MARC ROBINSON, professor of English and theater studies at Yale University, is the author of The American Play: 1787—2000 (2009) and the editor of The Myopia and Other Plays by David Greenspan (2012).

KAREN SATRAN taught creative writing at Rutgers for many years and has also taught in the speech department at City College of New York. Other stories have appeared in Epoch, Redbook, Seventeen, and The New Yorker. She lives with her husband in New York City.

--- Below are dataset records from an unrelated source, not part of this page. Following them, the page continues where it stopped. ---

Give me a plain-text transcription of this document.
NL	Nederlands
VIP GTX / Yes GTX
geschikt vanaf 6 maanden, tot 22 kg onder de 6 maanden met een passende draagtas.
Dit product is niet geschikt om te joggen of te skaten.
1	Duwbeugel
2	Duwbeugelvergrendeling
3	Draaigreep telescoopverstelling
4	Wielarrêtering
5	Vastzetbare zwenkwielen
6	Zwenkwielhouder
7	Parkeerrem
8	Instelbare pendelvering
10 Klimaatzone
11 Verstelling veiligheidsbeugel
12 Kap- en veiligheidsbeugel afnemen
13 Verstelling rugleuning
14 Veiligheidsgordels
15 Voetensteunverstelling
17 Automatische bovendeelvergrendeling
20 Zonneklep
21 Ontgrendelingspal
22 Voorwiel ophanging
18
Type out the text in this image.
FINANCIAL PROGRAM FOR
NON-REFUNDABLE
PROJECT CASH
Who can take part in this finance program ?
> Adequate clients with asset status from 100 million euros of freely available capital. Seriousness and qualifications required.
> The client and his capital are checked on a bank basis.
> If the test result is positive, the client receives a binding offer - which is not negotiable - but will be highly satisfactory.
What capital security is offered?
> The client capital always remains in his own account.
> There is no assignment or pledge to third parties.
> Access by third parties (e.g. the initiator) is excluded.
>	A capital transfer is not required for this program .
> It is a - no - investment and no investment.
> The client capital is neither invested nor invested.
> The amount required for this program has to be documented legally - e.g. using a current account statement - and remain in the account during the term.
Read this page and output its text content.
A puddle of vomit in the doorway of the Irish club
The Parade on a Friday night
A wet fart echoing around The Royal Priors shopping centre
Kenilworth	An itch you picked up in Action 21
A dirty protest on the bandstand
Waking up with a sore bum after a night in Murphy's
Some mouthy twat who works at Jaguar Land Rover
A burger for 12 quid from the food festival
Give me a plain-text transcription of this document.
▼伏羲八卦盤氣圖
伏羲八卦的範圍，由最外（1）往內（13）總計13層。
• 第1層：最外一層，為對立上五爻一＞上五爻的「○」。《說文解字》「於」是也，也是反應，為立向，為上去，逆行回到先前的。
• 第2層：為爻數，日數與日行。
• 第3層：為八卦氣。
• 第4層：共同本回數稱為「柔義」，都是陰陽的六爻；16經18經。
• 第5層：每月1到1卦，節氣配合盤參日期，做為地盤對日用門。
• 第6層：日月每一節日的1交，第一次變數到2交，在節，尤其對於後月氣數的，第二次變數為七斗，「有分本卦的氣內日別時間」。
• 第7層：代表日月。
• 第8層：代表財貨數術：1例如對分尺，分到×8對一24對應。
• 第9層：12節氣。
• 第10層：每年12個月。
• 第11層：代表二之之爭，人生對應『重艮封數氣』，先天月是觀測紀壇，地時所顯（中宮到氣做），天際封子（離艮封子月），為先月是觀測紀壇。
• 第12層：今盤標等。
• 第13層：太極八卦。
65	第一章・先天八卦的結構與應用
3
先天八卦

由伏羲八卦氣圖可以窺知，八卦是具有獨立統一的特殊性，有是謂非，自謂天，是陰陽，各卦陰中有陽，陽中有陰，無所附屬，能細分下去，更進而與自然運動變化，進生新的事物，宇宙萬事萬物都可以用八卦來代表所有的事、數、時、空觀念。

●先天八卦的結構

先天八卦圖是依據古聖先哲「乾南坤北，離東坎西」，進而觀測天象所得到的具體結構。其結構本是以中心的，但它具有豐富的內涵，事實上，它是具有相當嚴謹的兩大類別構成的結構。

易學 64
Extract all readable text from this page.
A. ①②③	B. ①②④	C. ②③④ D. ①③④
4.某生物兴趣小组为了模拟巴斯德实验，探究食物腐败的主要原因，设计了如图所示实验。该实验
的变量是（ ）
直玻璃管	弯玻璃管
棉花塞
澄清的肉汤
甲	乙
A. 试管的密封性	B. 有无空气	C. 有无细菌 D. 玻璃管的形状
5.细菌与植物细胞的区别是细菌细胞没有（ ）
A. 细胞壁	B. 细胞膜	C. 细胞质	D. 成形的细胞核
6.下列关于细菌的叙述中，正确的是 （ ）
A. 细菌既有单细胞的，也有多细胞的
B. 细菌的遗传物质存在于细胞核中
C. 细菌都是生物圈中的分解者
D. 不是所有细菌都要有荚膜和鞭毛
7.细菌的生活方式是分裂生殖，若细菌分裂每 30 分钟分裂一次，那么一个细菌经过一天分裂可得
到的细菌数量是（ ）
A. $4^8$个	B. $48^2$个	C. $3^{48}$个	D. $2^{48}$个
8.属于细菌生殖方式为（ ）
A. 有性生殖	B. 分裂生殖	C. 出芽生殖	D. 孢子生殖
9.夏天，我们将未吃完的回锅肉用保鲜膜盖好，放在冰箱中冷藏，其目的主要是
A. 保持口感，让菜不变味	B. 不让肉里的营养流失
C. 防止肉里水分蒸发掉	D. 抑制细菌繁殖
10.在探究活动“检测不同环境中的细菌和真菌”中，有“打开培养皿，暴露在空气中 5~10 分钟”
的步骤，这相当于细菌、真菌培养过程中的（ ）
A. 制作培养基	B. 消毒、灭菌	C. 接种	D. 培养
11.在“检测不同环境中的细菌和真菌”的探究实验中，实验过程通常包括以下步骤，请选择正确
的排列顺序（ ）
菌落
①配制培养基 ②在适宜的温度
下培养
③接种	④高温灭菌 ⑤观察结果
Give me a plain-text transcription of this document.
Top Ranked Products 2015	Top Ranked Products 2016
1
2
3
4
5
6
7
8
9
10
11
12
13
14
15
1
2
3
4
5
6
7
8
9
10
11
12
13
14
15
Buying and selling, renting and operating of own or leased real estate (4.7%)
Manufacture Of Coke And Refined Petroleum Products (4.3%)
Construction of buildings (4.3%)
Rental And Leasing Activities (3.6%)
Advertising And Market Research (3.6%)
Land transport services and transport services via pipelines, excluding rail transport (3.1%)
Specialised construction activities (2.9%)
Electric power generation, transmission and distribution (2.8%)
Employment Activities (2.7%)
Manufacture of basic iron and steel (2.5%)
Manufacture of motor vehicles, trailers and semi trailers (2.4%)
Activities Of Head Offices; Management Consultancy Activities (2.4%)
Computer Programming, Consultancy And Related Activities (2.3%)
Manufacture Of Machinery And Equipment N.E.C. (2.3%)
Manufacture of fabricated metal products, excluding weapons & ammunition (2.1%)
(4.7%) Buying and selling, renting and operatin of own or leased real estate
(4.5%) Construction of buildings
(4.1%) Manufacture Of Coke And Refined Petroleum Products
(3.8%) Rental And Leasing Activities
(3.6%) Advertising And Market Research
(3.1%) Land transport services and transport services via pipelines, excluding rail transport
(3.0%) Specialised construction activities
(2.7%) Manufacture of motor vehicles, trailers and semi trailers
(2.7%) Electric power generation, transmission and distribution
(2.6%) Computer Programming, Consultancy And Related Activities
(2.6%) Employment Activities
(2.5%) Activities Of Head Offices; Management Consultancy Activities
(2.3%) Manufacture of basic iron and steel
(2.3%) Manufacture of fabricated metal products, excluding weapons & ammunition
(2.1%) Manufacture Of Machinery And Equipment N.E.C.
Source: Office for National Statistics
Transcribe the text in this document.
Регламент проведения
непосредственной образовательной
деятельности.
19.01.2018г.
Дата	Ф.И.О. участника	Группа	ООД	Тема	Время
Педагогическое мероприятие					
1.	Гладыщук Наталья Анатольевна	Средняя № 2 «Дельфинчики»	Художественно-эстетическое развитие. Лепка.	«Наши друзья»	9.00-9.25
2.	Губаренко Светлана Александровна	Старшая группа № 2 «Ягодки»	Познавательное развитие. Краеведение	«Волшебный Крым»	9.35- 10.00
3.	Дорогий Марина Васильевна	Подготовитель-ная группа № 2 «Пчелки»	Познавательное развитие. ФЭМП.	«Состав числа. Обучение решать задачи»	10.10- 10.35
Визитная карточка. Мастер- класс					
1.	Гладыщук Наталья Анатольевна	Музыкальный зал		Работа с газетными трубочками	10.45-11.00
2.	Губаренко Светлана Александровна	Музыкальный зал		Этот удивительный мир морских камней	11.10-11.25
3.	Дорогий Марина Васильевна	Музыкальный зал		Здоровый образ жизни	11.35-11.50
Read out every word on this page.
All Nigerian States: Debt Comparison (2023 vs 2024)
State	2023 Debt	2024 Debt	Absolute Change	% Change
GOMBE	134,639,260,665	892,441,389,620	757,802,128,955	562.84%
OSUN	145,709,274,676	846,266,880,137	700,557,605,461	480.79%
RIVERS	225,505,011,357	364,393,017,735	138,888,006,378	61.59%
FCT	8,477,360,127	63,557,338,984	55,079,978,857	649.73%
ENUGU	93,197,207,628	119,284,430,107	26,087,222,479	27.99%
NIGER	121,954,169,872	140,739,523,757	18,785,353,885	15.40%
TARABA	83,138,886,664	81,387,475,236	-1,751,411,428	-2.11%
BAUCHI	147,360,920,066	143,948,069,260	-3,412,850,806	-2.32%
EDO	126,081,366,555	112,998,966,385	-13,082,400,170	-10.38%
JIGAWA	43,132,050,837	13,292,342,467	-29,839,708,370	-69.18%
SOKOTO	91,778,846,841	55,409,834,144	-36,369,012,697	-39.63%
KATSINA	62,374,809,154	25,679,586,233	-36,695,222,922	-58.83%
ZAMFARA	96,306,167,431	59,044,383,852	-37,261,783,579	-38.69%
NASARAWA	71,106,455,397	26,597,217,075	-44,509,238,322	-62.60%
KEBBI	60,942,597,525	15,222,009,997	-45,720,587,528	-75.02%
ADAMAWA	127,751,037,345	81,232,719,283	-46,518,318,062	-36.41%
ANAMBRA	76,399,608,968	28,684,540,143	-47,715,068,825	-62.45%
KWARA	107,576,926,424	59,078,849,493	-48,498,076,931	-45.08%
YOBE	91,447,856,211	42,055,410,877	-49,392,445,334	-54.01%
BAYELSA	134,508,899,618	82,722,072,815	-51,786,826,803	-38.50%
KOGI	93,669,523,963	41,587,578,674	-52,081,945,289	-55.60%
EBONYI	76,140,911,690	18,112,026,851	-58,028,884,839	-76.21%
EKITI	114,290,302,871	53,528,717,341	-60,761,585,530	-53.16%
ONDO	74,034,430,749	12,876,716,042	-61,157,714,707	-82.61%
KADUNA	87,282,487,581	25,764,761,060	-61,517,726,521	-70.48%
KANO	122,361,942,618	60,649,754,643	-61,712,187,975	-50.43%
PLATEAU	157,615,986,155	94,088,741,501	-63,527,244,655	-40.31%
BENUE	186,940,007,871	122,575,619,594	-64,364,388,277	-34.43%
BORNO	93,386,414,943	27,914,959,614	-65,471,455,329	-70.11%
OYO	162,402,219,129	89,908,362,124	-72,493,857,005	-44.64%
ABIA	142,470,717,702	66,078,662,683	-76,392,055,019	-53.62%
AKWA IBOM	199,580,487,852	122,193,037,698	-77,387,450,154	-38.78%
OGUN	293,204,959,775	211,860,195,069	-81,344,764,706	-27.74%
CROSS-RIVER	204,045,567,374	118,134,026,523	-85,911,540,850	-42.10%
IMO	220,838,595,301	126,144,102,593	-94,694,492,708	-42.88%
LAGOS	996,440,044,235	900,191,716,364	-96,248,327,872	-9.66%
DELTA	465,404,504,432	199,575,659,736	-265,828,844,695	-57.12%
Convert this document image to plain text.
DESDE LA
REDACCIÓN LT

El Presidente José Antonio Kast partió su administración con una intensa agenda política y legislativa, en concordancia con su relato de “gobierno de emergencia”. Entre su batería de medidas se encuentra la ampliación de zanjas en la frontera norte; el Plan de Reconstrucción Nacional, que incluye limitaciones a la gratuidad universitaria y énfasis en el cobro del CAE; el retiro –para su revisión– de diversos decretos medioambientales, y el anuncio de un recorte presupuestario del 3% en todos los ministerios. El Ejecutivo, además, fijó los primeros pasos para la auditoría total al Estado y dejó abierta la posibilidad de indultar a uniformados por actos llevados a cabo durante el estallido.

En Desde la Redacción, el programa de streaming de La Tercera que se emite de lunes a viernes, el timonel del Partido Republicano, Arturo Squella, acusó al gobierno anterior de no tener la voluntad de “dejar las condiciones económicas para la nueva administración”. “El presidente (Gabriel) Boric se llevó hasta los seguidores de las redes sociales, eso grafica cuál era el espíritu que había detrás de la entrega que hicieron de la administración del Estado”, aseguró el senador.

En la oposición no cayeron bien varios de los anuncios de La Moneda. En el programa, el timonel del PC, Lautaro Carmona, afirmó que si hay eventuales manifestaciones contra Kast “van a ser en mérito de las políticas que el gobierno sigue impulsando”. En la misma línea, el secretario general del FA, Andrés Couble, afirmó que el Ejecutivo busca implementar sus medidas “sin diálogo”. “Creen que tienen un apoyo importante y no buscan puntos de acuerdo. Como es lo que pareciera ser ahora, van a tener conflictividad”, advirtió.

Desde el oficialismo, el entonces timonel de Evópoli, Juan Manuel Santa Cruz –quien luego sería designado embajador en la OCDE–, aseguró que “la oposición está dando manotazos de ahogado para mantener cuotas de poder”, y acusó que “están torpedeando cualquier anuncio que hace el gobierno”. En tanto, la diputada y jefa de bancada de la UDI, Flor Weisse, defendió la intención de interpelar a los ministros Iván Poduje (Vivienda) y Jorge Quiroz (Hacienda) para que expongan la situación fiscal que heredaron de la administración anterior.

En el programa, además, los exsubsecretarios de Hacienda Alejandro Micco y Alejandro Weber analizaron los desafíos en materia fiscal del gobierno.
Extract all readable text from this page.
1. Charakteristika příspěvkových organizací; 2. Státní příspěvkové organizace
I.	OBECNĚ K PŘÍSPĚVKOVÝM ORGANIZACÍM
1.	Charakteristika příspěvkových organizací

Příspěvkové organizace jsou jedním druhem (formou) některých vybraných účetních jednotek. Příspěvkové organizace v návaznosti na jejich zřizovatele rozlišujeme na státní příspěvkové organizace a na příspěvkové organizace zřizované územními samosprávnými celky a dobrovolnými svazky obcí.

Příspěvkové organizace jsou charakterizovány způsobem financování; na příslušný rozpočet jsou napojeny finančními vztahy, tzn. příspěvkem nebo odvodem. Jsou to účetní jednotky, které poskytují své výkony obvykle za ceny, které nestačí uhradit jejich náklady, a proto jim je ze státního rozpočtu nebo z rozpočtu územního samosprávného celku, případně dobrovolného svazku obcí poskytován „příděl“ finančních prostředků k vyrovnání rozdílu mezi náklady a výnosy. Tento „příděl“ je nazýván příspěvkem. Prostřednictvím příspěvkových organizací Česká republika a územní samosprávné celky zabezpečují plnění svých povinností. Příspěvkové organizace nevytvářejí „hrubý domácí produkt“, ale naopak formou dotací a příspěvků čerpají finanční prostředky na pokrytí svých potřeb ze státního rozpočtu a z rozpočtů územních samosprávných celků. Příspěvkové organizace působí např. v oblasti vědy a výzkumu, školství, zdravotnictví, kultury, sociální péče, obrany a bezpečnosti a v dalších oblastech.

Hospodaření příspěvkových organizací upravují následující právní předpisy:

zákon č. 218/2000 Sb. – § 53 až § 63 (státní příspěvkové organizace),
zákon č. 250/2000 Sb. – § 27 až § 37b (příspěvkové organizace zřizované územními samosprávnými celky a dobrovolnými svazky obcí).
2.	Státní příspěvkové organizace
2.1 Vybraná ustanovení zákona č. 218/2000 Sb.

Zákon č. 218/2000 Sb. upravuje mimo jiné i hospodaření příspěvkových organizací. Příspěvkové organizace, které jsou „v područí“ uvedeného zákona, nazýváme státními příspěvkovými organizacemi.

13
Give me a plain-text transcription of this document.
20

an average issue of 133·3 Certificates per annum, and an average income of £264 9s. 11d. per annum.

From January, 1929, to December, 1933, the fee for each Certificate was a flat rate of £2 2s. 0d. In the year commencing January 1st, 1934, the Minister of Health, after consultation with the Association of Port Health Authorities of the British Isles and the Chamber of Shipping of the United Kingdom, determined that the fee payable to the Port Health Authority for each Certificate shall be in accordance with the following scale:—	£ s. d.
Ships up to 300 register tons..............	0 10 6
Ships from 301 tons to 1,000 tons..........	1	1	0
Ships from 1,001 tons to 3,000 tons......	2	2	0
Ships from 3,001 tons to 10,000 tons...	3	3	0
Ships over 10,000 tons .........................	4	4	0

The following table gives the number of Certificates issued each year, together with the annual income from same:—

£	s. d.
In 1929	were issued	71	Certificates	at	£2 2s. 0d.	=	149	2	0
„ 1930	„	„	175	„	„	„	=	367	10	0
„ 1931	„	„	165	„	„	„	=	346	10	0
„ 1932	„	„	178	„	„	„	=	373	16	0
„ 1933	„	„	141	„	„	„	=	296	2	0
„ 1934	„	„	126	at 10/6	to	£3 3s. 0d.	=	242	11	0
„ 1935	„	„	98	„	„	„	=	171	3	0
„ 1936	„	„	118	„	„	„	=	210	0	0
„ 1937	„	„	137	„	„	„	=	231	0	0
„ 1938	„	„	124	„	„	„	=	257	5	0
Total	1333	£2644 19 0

MICHAEL SHEWMAKER is a Jones Lecturer in Poetry at Stanford University. His poems appear or are forthcoming in Southwest Review, Parnassus, Oxford American, New Criterion, Narrative, Hopkins Review, Columbia, and other literary journals and anthologies. He lives in the Bay Area with his wife, Emily.

MATTHEW SPENDER is an English sculptor. He is author of From a High Place: A Life of Arshile Gorky (1999), a biography of his father-in-law, the artist Arshile Gorky; and A House in St. John’s Wood (2015), forthcoming this season from Farrar, Straus and Giroux, about his father, the poet Stephen Spender.

RYAN TEITMAN’s first book of poems, Litany for the City, was chosen for the A. Poulin Jr. Poetry Prize by Jane Hirshfield and published by BOA Editions. His poems have appeared in Gulf Coast, Ninth Letter, Kenyon Review Online, The Southern Review, and Threepenny Review.

WILLIAM WENTHE’s latest book of poems, God’s Foolishness, is forthcoming next year from Louisiana State University Press. His previous book, Words Before Dawn, was also published by LSU in 2012. New poems have appeared or are forthcoming in The Hudson Review, The Georgia Review, Raritan, The Southern Review, Poetry Ireland Review, and Upstreet.

TIMOTHY YOUNG is curator of Modern Books and Manuscripts at Beinecke Library at Yale University. He edited The Uncollected David Rakoff (Anchor Books, 2015).

RUTH BERNARD YEAZELL’s next book is Picture Titles: How and Why Western Paintings Acquired Their Names (Princeton University Press), appearing this season. She is Chace Family Professor of English at Yale University.

STEPHEN YENSER’s most recent book of poems is Blue Guide. He is also the author of The Fire in All Things (winner of the Walt Whitman Award from the Academy of American Poets) and of critical books on Robert Lowell and James Merrill, as well as a collection of essays, A Boundless Field: American Poetry at Large. With J. D. McClatchy and Langdon Hammer he edits the work of James Merrill, the next volume of which will be the Selected Letters. He is a Distinguished Professor of English at U.C.L.A.